Obligation de négocier et de ne pas modifier les modalités

50. Une fois l’avis de négociation collective donné aux termes de la présente partie, les règles suivantes s’appliquent :

...

b) tant que les conditions des alinéas 89(1)a) à d) n’ont pas été remplies, l’employeur ne peut modifier ni les taux des salaires ni les autres conditions d’emploi, ni les droits ou avantages des employés de l’unité de négociation ou de l’agent négociateur, sans le consentement de ce dernier.

(c’est nous qui soulignons)

[37] De même, l’avis de négociation impose aux parties l’obligation de se rencontrer en vue de négocier.

[38] En l’espèce, l’AIP a fait valoir que l’article 36.05 de la convention collective créait une « période plus longue », au sens où cette expression est employée au paragraphe 49(1) du Code, pour la transmission d’un avis de négociation :

36.05 L’employeur et la section locale 2890 doivent choisir, pour discuter du renouvellement de la convention collective, une date mutuellement acceptable qui n’est pas antérieure aux quatre (4) mois précédant la date d’expiration de la durée de la convention collective.

(traduction)

[39] De l’avis de l’AIP, l’article 36.05 permettait que les négociations débutent à n’importe quelle date, même après l’expiration de la convention collective. L’AIP a fait valoir que le libellé de l’article 36.04 maintenait la convention collective en vigueur après la date d’expiration, jusqu’à ce que les parties aient conclu une nouvelle convention collective.

[40] La Ville a contesté l’interprétation donnée par l’AIP. À son avis, le libellé de l’article 36.05 ne traite tout simplement pas du moment auquel transmettre un avis de négociation. Par ailleurs, elle a fait valoir que le Code n’autorise pas les parties à modifier la durée d’une convention collective. Selon la compréhension qu’a le Conseil de l’argument invoqué par la Ville, les parties pourraient donc prolonger la période de quatre mois précédant la fin de la durée de la convention collective en vue de la transmission de l’avis de négociation. Mais elles ne pourraient pas prolonger la durée de la convention en vue de transmettre un avis de négociation après le 31 décembre 2011 (paragraphe 67(2)).

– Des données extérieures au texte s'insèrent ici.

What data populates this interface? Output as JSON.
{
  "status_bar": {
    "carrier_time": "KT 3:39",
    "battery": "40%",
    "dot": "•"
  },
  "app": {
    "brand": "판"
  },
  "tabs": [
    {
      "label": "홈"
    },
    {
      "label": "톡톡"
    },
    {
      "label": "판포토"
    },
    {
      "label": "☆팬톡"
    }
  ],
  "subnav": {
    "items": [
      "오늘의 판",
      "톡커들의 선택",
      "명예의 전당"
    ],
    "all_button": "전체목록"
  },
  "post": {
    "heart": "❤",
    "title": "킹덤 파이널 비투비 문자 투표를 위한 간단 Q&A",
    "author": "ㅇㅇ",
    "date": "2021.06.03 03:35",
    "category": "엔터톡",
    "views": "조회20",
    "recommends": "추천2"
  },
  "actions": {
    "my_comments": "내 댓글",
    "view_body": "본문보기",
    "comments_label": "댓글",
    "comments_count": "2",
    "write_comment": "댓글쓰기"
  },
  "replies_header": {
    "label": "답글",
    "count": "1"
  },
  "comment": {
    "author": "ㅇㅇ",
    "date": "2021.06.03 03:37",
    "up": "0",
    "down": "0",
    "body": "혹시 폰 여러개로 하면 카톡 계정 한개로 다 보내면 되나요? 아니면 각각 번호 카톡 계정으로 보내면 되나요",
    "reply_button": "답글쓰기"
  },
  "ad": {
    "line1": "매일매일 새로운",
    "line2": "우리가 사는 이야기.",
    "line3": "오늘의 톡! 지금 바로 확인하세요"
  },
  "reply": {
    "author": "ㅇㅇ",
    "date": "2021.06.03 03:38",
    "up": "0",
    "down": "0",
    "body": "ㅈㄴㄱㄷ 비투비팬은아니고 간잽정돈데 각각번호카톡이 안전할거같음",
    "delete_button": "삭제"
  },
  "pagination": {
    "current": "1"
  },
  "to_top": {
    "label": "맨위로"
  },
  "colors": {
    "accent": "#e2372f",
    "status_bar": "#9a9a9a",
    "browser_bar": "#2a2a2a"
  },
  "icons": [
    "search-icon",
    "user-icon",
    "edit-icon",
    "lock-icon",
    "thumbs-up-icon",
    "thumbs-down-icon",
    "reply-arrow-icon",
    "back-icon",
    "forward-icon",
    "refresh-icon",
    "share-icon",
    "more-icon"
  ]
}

[41] Dans le cadre de son examen initial, le Conseil a analysé d’autres dispositions du Code afin de déterminer si elles aidaient à interpréter l’article 49. Lors de cette analyse, l’article 51, qui porte sur les changements technologiques, a été abordé :

51.(1) Au présent article ainsi qu’aux articles 52 à 55, « changement technologique » s’entend à la fois de :

a) l’adoption par l’employeur, dans son entreprise, ses activités ou ses ouvrages, d’équipement ou de matériels différents, par leur nature ou leur mode d’opération, de ceux qu’il y utilisait antérieurement;

b) tout changement dans le mode d’exploitation de l’entreprise directement rattaché à cette adoption.

(2) Les articles 52, 54 et 55 ne s’appliquent pas à l’employeur et à l’agent négociateur qui sont liés par une convention collective dans l’un ou l’autre des cas suivants :

a) l’employeur a donné à l’agent négociateur un avis écrit du changement technologique qui est pour l’essentiel conforme à l’avis décrit au paragraphe 52(2) :

(i) soit avant la date de conclusion de la convention collective, si cette conclusion fait suite à un avis de négociation collective donné conformément à l’article 48,

(ii) soit, dans le cas d’application du paragraphe 49(1), au plus tard le dernier jour où l’avis de négociation collective en vue de la conclusion de la convention collective aurait pu être donné aux parties conformément à ce paragraphe;

b) la convention énonce des modalités de négociation et de règlement définitif des problèmes relatifs aux conditions ou à la sécurité d’emploi que risque de soulever un changement technologique pendant sa durée d’application;

c) la convention renferme des dispositions :

(i) d’une part destinées à aider les employés touchés par un changement technologique à s’adapter aux effets de ce changement,

(ii) d’autre part stipulant que les articles 52, 54 et 55 ne s’appliquent pas pendant sa durée d’application à l’employeur et à l’agent négociateur.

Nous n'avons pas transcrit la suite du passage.